The more important factor, though, is that there’s something that actually works in Troll 2, in the way it was intended.  It’s a genuinely surprising and scary scene—which automatically disqualifies it as being a perfectly bad movie.  Had Fragasso trimmed ten seconds out of this bad boy, he could have been the Ed Wood of the Pepsi Generation.  But, no, he had to ruin his camp streak by including a shot where Josh goes to a mirror to seek advice from Grandpa Seth (which he does about fifteen times in ninety minutes); given the events leading up to this moment, I figured either the old man wouldn’t appear—meaning Josh would have to conquer the goblins on his own—or he would, and give Josh the secret to saving his family.

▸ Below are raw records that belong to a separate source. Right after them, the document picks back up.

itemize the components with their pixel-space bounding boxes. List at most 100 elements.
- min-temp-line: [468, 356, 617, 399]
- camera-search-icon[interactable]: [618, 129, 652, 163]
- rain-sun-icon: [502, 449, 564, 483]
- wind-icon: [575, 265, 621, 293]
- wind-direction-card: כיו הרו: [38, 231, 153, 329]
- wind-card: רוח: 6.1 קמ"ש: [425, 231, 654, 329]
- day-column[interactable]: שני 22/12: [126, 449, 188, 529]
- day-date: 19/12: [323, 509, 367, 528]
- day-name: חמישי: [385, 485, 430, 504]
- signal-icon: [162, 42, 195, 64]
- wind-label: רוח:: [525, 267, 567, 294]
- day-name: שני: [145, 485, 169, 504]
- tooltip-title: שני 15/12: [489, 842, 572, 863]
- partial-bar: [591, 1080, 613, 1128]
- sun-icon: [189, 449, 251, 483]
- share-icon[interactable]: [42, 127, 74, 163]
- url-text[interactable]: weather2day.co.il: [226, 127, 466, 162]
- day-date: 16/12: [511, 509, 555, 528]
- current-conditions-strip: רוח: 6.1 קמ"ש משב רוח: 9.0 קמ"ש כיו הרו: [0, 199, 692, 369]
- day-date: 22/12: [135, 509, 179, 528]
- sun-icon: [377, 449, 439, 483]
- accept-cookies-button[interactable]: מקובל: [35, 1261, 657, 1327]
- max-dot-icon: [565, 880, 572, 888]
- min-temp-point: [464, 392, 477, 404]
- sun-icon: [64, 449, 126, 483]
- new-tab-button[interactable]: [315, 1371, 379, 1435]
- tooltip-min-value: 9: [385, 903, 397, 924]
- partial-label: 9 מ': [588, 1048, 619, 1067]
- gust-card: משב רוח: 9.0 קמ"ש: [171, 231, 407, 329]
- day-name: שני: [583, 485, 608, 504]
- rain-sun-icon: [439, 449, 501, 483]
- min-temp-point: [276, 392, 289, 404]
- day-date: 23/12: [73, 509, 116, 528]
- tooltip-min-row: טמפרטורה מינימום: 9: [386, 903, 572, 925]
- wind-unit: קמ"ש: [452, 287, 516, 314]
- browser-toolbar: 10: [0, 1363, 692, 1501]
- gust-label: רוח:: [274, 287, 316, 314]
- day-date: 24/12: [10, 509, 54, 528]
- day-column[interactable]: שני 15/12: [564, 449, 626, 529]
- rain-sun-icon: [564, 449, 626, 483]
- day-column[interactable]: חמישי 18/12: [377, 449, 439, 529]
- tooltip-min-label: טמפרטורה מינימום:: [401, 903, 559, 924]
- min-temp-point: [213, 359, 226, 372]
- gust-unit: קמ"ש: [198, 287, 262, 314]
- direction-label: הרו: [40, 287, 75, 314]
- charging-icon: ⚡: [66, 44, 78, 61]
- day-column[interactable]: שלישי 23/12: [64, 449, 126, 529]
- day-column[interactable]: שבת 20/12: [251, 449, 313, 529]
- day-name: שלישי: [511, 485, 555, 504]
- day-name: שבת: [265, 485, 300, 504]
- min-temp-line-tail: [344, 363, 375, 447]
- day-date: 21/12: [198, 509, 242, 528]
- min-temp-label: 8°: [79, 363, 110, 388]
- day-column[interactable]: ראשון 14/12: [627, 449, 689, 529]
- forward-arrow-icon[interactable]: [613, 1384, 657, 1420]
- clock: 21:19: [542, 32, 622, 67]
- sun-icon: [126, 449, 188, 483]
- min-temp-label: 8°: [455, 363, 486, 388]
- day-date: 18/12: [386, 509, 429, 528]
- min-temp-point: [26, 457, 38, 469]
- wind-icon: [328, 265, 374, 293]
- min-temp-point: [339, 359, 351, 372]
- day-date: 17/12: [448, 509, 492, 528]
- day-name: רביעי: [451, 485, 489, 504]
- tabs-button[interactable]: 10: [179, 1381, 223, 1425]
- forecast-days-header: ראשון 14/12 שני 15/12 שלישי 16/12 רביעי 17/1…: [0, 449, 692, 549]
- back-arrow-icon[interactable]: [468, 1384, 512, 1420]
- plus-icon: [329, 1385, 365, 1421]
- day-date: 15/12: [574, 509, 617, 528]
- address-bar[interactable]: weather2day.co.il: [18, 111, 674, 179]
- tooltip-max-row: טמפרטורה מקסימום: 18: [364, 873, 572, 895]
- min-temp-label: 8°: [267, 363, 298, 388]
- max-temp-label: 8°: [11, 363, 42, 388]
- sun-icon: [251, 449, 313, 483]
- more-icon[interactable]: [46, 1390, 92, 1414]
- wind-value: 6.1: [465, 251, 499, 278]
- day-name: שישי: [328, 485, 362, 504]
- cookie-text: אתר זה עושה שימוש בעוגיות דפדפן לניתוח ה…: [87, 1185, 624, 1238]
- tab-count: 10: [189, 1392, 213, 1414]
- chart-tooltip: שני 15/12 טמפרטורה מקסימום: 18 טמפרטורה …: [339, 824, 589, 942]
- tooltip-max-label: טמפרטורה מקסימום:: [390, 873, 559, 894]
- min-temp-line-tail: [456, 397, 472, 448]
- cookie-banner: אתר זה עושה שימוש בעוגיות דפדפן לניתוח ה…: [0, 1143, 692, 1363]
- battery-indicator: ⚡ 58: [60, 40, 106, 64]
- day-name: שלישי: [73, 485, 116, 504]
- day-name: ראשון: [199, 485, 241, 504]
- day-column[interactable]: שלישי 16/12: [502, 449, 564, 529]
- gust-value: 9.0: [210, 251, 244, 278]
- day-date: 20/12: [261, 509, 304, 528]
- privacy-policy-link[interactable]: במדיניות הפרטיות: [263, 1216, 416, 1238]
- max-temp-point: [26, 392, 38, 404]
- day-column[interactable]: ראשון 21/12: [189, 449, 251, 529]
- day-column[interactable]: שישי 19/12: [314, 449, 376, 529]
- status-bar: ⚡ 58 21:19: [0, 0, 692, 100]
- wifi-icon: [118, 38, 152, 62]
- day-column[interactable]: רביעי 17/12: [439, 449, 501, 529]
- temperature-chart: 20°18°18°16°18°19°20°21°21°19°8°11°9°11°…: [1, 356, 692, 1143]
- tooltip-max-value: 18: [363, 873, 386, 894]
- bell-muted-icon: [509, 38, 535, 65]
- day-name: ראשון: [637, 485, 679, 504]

Instead, the witch pops up and crashes through the mirror.  I didn’t expect this at all, mostly because it’s the kind of move I’d expect from—depending on historical context—either a pro filmmaker or a shameless hack.  I didn’t think Fragasso capable of scaring me, but he made me jump, dammit.  The movie loses another half a point in the “Best Worst Movie” race for the scene a few moments later, where the witch is repelled back into the mirror in a pretty impressive rewind shot that returns her to her underground layer.

So, yes, all of the stories you’ve heard about Troll 2 are true.  It is just as silly and just as hilarious as you’ve heard.  But it’s not quite bad enough to live up to the praise (for a serious contender, see my favorite dead horse, The Room; or Pieces, if you’re looking for an amazing horror movie fiasco).  I invite you to check it out for yourself; and if the movie teaches us nothing else, it’s that you don’t piss on hospitality.